Learning guide

DeFi Automation and Keeper Network Vocabulary

A practical glossary-style guide to keepers, oracle feeds, rebalance rules, risk parameters, and automation limits.

Updated 2026-06-14

Automation is market plumbing

DeFi automation can include keepers, bots, schedulers, or services that call protocol functions when certain conditions are met. The vocabulary often describes maintenance tasks rather than user-facing trading ideas.

A keeper might update a price, trigger a liquidation, rebalance a vault, execute a queued operation, or call a function that keeps a system within its designed rules.

Oracles and triggers

An oracle feed supplies outside data, often a price or rate. A heartbeat can describe how often a feed updates. A deviation threshold can define how much a value must move before an update is expected.

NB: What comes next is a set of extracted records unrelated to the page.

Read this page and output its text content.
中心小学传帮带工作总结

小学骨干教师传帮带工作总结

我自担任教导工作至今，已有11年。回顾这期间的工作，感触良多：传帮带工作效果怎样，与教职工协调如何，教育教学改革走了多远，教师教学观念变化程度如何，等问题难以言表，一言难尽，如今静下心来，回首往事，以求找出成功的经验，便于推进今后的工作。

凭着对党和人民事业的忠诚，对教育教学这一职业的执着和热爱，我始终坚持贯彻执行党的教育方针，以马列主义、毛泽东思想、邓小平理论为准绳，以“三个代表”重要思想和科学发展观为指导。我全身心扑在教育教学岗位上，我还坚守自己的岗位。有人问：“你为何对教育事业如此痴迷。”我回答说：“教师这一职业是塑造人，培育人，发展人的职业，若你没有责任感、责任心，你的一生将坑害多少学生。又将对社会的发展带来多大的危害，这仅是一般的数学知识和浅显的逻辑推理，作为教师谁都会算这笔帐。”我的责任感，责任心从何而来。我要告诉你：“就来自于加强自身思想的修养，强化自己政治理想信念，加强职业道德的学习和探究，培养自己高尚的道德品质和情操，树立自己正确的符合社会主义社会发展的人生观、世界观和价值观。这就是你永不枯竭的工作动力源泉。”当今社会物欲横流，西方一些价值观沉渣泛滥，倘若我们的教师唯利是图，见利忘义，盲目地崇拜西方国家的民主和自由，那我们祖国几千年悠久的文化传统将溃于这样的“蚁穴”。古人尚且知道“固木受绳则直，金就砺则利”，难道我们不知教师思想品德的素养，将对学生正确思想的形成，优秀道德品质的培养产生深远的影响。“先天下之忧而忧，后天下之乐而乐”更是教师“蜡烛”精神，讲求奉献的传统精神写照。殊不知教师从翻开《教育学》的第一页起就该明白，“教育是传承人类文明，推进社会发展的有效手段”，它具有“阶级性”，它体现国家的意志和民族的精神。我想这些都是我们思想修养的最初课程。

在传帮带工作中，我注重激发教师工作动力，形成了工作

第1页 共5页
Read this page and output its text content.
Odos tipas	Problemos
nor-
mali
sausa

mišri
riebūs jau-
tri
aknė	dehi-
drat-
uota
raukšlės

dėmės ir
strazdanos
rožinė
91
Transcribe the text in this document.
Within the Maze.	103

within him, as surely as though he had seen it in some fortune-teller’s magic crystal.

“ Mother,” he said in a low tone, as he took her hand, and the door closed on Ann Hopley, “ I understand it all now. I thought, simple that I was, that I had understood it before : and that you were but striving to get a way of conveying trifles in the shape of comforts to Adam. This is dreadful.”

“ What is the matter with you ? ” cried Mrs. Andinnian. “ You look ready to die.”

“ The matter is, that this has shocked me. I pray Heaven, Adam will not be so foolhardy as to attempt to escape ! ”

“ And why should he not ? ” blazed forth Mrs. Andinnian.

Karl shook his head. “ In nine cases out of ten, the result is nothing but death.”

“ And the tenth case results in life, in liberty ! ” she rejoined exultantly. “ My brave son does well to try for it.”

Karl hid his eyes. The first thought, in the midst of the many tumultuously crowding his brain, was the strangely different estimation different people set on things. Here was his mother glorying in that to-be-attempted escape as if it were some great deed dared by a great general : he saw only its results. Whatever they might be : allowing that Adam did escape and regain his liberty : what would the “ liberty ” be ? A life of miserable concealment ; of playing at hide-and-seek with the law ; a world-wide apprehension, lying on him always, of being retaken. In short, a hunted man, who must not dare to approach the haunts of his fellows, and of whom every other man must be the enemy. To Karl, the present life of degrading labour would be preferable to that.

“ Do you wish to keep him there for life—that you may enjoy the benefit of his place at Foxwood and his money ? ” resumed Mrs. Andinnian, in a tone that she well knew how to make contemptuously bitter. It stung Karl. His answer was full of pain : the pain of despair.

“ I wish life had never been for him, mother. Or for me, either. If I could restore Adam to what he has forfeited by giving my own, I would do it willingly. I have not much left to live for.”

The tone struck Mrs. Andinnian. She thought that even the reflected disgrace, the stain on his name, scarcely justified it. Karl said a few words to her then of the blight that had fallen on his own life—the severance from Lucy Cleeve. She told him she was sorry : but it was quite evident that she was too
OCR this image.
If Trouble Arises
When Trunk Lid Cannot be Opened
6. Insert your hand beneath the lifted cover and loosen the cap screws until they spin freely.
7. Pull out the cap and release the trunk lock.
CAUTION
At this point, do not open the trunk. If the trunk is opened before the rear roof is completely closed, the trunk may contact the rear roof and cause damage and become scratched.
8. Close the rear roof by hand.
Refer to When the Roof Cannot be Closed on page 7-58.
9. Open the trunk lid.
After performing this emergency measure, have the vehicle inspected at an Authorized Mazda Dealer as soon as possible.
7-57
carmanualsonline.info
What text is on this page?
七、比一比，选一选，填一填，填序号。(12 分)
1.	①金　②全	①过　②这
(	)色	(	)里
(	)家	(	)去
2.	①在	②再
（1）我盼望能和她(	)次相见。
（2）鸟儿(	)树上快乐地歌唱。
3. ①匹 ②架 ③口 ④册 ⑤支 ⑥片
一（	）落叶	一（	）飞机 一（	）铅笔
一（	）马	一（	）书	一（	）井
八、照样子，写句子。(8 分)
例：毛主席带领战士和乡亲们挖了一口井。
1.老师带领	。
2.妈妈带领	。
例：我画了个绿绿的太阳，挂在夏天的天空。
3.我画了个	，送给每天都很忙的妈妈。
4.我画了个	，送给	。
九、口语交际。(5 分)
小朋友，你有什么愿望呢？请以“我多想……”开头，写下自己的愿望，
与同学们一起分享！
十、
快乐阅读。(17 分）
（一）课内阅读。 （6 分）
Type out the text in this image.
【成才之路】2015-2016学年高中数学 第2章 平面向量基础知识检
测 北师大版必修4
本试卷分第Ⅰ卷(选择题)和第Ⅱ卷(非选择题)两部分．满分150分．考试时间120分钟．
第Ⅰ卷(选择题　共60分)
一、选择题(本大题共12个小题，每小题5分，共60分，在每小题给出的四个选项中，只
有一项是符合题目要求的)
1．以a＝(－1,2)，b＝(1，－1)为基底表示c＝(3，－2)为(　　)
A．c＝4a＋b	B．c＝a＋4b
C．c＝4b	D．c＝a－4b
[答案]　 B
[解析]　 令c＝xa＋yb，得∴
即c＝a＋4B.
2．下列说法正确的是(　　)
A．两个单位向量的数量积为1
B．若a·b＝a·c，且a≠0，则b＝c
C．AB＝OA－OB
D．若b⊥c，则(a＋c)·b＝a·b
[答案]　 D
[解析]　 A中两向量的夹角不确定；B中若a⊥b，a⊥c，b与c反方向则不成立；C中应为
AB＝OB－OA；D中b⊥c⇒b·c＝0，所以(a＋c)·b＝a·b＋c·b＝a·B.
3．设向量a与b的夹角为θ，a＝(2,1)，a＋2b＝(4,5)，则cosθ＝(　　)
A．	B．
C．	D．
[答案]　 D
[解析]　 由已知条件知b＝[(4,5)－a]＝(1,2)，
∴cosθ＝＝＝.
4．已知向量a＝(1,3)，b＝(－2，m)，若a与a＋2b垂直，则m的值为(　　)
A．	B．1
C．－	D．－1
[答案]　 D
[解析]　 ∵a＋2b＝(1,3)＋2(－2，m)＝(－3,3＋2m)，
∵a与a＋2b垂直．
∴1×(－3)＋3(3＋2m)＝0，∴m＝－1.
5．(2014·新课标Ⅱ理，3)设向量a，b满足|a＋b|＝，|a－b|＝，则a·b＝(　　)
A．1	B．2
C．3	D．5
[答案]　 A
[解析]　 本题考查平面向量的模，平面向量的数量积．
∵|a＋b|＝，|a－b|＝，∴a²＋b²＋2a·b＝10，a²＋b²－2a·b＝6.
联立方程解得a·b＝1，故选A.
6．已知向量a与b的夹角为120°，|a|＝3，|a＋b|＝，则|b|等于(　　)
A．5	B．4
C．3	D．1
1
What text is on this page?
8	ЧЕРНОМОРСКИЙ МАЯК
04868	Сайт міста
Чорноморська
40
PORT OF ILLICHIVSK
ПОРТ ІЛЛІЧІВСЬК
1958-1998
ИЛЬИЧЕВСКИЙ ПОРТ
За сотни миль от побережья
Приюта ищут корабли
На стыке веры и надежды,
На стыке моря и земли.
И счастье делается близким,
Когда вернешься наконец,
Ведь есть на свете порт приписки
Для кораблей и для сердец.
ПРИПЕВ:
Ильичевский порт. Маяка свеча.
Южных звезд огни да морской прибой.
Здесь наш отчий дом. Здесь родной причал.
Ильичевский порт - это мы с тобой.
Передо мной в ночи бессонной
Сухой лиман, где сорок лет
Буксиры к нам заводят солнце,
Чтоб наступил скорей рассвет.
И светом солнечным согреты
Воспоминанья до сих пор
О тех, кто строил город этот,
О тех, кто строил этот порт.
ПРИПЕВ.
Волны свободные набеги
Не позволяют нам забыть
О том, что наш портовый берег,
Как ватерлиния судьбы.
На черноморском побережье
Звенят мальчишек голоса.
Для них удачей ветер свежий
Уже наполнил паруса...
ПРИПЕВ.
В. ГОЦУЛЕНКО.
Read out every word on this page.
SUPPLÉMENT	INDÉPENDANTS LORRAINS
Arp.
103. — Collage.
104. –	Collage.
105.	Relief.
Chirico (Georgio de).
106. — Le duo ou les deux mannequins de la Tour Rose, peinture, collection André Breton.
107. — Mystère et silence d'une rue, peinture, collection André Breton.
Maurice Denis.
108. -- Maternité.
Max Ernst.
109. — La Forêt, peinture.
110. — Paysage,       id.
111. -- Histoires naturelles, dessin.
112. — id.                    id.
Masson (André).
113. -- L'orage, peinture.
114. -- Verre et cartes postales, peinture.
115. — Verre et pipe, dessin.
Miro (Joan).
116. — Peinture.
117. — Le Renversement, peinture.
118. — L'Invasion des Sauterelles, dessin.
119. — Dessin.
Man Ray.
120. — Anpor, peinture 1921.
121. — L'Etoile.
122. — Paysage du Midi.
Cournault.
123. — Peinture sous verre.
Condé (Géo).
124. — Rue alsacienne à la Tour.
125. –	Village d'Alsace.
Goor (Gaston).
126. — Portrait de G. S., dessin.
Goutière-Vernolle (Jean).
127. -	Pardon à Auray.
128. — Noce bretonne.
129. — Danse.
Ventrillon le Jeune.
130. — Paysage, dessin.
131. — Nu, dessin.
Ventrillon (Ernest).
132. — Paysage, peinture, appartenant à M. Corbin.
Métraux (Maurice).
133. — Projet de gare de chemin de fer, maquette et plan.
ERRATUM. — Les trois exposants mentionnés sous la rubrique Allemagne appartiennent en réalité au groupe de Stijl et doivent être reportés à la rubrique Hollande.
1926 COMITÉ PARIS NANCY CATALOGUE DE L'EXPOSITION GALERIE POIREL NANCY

Automation depends on triggers. If the trigger is stale, delayed, or manipulated, the automated action can be wrong even when the code runs exactly as written.

Risk parameters are not predictions

A risk parameter is a setting used by a protocol or system, such as a collateral factor, liquidation threshold, fee, delay, or cap. It describes how the system behaves under defined conditions.

These settings are sometimes changed through governance or administrator processes. Learning the terms helps readers understand documentation without treating the parameter as investment advice.

How this appears in the game

Keeper bot, oracle feed, heartbeat, deviation threshold, rebalance rule, and risk parameter terms often group around automation infrastructure.

The game uses those groups to teach how DeFi systems are maintained. It does not recommend automated strategies or protocol usage.

Educational vocabulary only. This guide does not provide investment, tax, legal, or trading advice.